Hace tiempo que la política alteró la geometría. El centro no es un punto equidistante entre la izquierda densa y la derecha dura, sino el punto que se encuentra en las antípodas de ambas. Por igual razón, la posición equilibrada entre dos posiciones excesivas no está en un punto equidistante de ellas, sino en las antípodas de ambas.
A través de Dady Brieva, el ala densa del oficialismo aprieta al presidente para que censure y ataque a los que protestan. También lo presiona para enterrar la moderación a través de Gabriel Mariotto y su descripción implícita de Alberto Fernández como un Caballo de Troya.
La pesadilla inédita por la que atraviesa el mundo genera múltiples peligros y encrucijadas. Además impone dilemas y excepcionalidades.
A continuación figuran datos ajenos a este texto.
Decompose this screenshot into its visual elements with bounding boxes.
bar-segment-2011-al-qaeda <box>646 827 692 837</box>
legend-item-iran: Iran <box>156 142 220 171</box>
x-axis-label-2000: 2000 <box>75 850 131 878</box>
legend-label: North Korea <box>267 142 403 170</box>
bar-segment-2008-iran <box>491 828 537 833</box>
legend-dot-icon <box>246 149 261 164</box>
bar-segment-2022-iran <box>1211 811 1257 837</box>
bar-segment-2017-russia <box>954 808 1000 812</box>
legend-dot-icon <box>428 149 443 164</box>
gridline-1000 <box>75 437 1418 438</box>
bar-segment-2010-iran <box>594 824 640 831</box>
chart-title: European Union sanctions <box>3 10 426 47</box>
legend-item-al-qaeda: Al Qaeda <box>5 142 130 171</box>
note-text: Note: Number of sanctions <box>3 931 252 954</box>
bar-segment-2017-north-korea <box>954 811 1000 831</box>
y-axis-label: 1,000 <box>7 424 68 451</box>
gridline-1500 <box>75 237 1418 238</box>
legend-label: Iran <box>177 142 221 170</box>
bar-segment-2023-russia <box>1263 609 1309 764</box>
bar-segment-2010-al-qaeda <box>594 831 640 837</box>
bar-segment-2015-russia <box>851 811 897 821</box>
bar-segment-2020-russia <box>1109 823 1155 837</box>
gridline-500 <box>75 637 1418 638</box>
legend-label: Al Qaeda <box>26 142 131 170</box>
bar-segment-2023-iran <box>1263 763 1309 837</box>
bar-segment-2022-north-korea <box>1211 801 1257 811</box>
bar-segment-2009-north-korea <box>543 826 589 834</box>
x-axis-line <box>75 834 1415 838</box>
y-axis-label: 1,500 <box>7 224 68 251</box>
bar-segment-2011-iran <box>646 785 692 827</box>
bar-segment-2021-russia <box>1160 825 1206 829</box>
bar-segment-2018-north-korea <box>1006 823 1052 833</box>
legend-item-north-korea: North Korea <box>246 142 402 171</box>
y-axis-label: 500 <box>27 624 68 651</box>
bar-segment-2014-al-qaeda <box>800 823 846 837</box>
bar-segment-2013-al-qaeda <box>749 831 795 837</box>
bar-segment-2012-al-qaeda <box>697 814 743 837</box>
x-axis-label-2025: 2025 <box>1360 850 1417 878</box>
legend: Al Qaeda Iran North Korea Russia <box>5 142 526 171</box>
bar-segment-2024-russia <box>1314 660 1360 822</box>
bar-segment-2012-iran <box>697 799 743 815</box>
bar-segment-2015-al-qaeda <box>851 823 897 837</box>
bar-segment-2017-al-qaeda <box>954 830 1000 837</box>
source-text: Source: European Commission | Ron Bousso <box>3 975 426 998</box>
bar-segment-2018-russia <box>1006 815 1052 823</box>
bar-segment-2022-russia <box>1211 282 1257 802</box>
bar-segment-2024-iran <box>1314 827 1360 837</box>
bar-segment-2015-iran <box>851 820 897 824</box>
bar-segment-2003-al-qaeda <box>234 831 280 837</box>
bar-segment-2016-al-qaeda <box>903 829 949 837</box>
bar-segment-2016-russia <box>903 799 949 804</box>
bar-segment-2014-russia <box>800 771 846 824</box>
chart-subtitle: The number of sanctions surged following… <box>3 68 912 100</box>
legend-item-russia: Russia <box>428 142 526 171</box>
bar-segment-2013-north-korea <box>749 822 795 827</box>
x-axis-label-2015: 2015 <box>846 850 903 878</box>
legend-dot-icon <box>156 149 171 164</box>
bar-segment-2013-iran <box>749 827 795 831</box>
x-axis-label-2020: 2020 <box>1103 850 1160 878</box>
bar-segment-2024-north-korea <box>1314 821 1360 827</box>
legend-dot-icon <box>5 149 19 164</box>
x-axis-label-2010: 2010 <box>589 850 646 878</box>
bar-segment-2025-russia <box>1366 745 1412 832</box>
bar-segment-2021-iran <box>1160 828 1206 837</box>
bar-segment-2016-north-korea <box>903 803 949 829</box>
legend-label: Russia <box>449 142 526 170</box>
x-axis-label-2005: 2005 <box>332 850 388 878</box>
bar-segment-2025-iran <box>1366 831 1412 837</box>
En los liderazgos de instinto autoritario hay quienes quieren aprovechar la pandemia para crear poder hegemónico. Pero eso no implica que toda excepcionalidad responda a planes dictatoriales. Que las provincias cierren sus fronteras puede no ser constitucional, pero en la circunstancia imperante no implica que los gobiernos provinciales que lo hagan sean secesionistas.
No se puede analizar la excepción prescindiendo de la causa, aunque sea imprescindible advertir sobre los riesgos institucionales y económicos que esa excepcionalidad plantea.
Resulta lamentable Axel Kicillof culpando a María Eugenia Vidal y a Horacio Rodríguez Larreta de lo que ocurre en su distrito. Parece visible el uso de la pandemia para blindar de impunidad la inocultable corrupción pasada y la posible corrupción presente. Y es imperioso denunciar la doble vara: hay “lawfare” si imputan a Cristina pero no lo hay si el imputado es Macri; los que violan Derechos Humanos son los otros, pero no Jorge Capitanich y Gildo Insfrán cuando sus respectivas policías y fuerzas de choque persiguen y matan a miembros de la etnia Qom, ni cuando la policía tucumana asesina y desaparece a un campesino.
Una cantidad de señales muestran que el ala sectaria del oficialismo está presionando al presidente para que controle al Poder Judicial y retrotraiga el país a los años de la estigmatización y exclusión del oponente. Pero el énfasis y el tono en la advertencia no son rasgos periféricos. Pueden oscurecer en lugar de esclarecer. Pueden fortalecer lo que pretenden conjurar.
Los elogios del presidente a Insfrán y a Hugo Moyano fueron oscuros. Pontificar feudalismos sindicales y provinciales resulta deplorable. Lo que no está claro es si revela el éxito de los que lo están apretando, o muestra un líder débil buscando aliados para equilibrar fuerzas con quienes lo obligaron a borrar la palabra “albertismo”.
Es vergonzoso usar fondos públicos para empapelar las ciudades con carteles que dicen “Salarios 50% pagados por el Gobierno Nacional”. Pero ni algo tan burdo justifica describir las cuarentenas como si fueran Gulags y los infectólogos como apparatchiks de un nuevo totalitarismo.
La desmesura verbal y gestual se justifica con un presidente neroniano como Bolsonaro o una dictadura esperpéntica como la venezolana, pero suena absurda con Alberto Fernández.
Sin duda es grave confundir moderación con flacidez política. También lo es confundir la voz enérgica con el griterío histérico.